Your Operating System (32 or 64 bit) and Service Pack revision Windows 7 32 bit
Other Security and Utility Software Installed none
Step by step description to reproduce the issue Run starcraft 2 game results in black screen and have to alt tab and do task manager to get the screen to come up (see screenshot below) Comes up as a buffer overflow thing.
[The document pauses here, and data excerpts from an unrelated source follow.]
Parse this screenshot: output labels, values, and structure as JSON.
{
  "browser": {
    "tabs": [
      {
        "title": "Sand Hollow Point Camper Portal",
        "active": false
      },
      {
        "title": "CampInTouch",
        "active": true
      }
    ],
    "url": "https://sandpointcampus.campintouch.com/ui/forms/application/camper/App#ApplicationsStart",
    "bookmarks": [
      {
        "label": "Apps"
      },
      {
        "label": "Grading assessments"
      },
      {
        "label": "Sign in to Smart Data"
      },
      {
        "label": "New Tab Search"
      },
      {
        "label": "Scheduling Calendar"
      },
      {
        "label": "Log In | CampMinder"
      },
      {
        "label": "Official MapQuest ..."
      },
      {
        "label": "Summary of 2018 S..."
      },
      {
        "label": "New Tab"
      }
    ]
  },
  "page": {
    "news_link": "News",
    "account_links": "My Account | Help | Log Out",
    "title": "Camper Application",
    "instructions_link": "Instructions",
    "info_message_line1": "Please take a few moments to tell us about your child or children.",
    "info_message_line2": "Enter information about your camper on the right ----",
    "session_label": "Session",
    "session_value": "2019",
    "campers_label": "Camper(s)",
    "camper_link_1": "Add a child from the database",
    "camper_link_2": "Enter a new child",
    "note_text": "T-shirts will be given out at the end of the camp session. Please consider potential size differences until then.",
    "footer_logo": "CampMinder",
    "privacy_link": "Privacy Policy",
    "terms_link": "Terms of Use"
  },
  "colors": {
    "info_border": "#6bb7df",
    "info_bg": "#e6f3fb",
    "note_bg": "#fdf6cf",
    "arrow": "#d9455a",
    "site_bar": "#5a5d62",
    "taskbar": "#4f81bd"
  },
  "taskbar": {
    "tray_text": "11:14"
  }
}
I’m able to skip it this way but this would be a problem for most people.
How you tried to resolve the problem Task manager allows me to skip the problem and remember it for next time.
Upload Memory Dumps on crash if you encounter any None
Attach screenshots to your posts to clarify the issue further Screenshot attached.
Any other information you think that might be useful I notice all game alerts never come up over the screen and require alt-tab. Being a new popular game with 1million+ players may need to look into this one.
These are not related to that setting, these are learned because the could possibly break your system from booting normally, the check mark only works for apps that launch after logon.